I reached the black rubber mats. The afternoon sun was bouncing off of them, making the area beneath the bars and swings hotter than the surrounding air. I yanked off my shirt, against regulations, of course, but then no one liked to come out this far. I reached up and took hold of the bar for pull-ups. I hauled myself up to that bar again and again until my biceps were shaking, my palms burned and sweat rolled down between my shoulder blades. My mind was blank through it all, just me focusing on the pull-ups. Quiet reflection, that was how we were supposed to spend our days at this place, but I hated spending that much quiet time with my thoughts. Reflection and bringing up old shit seemed counterproductive to me.

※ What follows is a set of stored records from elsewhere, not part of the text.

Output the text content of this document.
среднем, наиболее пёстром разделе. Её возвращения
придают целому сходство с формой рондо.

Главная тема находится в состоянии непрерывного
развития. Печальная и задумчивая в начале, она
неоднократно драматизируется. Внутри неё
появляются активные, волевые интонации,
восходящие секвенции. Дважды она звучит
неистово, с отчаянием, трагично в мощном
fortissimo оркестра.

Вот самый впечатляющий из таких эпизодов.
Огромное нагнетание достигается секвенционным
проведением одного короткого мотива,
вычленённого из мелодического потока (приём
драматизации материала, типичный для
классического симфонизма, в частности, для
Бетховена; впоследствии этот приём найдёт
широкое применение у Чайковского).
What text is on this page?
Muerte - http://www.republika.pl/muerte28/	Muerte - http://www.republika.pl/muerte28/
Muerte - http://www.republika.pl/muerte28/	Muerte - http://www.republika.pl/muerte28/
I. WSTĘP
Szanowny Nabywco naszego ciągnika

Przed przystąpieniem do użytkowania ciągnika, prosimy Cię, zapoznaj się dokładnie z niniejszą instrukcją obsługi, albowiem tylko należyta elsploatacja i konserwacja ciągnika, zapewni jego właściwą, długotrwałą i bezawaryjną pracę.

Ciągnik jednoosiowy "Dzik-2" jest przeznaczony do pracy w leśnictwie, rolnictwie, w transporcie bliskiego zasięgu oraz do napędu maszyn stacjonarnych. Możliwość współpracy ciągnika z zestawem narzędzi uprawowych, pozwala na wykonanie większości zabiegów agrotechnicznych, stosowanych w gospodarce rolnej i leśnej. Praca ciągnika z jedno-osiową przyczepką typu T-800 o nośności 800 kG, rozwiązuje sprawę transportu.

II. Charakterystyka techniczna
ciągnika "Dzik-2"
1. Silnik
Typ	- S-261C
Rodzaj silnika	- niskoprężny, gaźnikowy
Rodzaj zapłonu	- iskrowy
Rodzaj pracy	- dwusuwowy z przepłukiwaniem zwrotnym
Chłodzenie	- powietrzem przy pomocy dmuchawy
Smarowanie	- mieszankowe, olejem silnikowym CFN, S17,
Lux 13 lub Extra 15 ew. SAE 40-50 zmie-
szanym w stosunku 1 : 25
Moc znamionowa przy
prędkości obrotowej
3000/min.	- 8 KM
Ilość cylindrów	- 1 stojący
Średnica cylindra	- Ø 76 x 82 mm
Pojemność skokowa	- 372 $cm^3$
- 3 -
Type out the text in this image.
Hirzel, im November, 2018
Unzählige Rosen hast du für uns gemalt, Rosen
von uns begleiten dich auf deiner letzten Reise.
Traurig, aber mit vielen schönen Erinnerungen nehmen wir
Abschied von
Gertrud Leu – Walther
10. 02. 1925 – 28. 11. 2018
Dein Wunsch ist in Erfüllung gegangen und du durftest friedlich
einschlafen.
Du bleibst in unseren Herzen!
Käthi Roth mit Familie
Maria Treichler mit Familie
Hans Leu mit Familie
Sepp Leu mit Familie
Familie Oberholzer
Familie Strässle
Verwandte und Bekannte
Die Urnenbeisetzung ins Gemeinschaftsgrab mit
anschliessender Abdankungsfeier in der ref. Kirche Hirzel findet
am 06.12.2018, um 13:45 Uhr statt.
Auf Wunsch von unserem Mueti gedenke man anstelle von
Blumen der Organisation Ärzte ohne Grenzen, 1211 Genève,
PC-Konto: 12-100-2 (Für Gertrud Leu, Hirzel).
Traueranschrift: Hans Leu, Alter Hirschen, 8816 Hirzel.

I hadn’t heard her footsteps behind me. Her voice drifted over my shoulder as I hung there trying to see if I had it in me to pull myself up once more.
“A scorpion tattoo,” she said. “I guess I’ve never seen you shirtless. Nice.”
I dropped down, picked up my shirt and wiped my face with it. Sugar walked over to the swings and stretched out her long legs. She was wearing shorts and yellow high-top tennis shoes. Satiny, tanned skin stretched between the hems of her roughly cut-off shorts and the tops of the shoes.
I pulled on my shirt. It stuck to the sweat on my back and shoulders. I sat on the s
wing next to her and pulled the cigarettes out of my back pocket.
Sugar’s lip tilted at the corner. “Smoking sort of negates the exercise session, don’t you think?” She was still not herself, like she wasn’t convinced she should have come out to talk to me.
I lit my cigarette and peered around the yard. Either it was too hot, or too cold, or too humid, most people found every excuse not to step outside the building. As far as I was concerned, if they’d allow it, I would’ve dragged my pillow outside to sleep. It was far better than inside. I offered her a hit on my cigarette. She shook her head.
“So, you don’t hate me?” she asked. The girl was beautiful and funny and smart and athletic and people gravitated toward her just to be standing closer and yet, somehow, she managed to be insecure.
I looked over at her. She stared down at her yellow shoes. “Not possible, Sugar. No way I could ever hate you.”
She pushed off and swung gently back and forth. “Dr. Kirkendall likes to pry stuff out of everyone, doesn’t she?”
“I was definitely her target today, but I guess that’s my fault for skipping group so much.”
“She tells me the reason I was always sleeping with all my mom’s boyfriends was to get her attention, something I wanted badly. But I think it was more that she was my model for behavior, and so, like mother, like daughter . . .” She put her feet down and twisted the swing chains around twice before letting go. Her incredible legs swung around and she dropped her head back as she spun. I pinched the cigarette between my thumb and forefinger and took a drag on it as I watched her, her hair swirling around in chocolate waves and her smooth white throat exposed to the sunlight.
Sugar stopped the spin with her feet. She pushed the hair from her face. “I don’t get it. Why dredge up all these childhood memories, stuff that I would prefer to keep under the layers of silt? I mean, yeah, so my mom did a crappy job raising me, but it’s done. You can’t erase it, you know?”